Attorneys for a Kentucky high school student who was at the center of a viral video controversy are suing the Washington Post, seeking $250 million in damages.
The law firm Hemmer DeFrank Wessels on Tuesday wrote a post on its website that said attorneys Lin Wood and Todd McMurtry have filed the lawsuit on behalf of Nicholas Sandmann against the newspaper for "compensatory and punitive damages."
"This is only the beginning," the law firm said.
Sandmann, a student at Covington Catholic High School, was in Washington on January 18 for the annual March for Life rally wearing a red Make American Great Again hat. In a video that gained national attention, he was in an encounter with Omaha tribe elder Nathan Phillips, who was playing a drum and chanting at the Indigenous Peoples March at the Lincoln Memorial on the same day.
Another video that surfaced days later provided additional context for the encounter, but the first video had gone viral, touching off widespread accusations of bigotry as photos of the teenager spread across social media. In the second video, a group of black men who identify as members of the Hebrew Israelites is seen taunting the students from Covington Catholic High School with disparaging language and shouting racist slurs at participants of the Indigenous Peoples Rally and other passersby.
Major news outlets, including the Washington Post, the Associated Press and CNN covered the incident and its aftermath.
The lawsuit claims that the Post "wrongfully targeted and bullied Nicholas because he was the white, Catholic student wearing a red 'Make America Great Again' souvenir cap on a school field trip to the January 18 March for Life in Washington, D.C."

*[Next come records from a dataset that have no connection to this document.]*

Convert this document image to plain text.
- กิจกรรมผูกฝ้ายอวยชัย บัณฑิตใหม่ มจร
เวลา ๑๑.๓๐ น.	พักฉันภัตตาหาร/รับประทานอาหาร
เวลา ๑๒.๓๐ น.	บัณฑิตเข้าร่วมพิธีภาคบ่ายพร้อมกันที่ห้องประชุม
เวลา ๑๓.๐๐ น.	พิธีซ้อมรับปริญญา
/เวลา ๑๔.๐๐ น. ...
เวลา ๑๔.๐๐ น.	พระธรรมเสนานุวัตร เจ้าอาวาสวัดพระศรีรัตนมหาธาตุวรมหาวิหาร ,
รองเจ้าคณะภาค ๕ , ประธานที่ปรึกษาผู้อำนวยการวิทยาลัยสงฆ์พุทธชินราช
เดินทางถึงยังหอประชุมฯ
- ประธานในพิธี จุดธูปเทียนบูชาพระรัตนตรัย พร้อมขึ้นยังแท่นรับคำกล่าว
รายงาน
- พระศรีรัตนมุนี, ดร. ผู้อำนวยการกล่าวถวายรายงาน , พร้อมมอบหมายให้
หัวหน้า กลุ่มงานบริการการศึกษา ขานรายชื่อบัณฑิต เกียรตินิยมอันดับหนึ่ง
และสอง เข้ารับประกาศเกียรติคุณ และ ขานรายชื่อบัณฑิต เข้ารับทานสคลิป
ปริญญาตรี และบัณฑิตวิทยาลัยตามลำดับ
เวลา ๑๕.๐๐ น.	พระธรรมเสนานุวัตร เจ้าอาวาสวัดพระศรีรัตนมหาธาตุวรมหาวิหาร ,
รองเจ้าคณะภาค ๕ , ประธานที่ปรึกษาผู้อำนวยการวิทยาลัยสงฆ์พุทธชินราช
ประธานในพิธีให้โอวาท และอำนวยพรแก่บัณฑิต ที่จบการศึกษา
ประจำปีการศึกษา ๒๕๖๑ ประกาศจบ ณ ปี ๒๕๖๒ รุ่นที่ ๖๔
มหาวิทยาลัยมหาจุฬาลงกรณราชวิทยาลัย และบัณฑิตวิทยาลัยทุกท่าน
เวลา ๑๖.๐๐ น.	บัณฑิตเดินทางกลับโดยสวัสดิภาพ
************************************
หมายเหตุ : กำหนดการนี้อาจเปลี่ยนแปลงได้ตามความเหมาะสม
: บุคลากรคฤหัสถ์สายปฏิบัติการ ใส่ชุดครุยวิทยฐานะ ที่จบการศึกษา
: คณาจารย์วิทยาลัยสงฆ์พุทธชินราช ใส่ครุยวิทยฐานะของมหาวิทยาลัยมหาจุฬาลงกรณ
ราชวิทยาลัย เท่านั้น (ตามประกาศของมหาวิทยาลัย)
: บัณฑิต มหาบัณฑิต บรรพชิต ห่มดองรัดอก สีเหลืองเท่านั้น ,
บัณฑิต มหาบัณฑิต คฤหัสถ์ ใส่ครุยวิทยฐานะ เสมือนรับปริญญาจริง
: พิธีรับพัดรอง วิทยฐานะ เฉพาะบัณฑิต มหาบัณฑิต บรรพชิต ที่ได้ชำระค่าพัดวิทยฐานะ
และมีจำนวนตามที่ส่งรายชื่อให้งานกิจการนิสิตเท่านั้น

The complaint also accuses the Post of engaging in a "modern-day form of McCarthyism by competing with CNN and NBC, among others, to claim leadership of a mainstream and social media mob of bullies which attacked, vilified, and threatened Nicholas Sandmann, an innocent secondary school child."
A Washington Post spokeswoman told CNN Business that the paper is "reviewing a copy of the lawsuit and we plan to mount a vigorous defense."
Sandmann defended his actions at the time, saying he was trying to defuse the tension and denied allegations that anyone was acting out of racism.
"I was not intentionally making faces at the protestor," Sandmann said. "I did smile at one point because I wanted him to know that I was not going to become angry, intimidated or be provoked into a larger confrontation."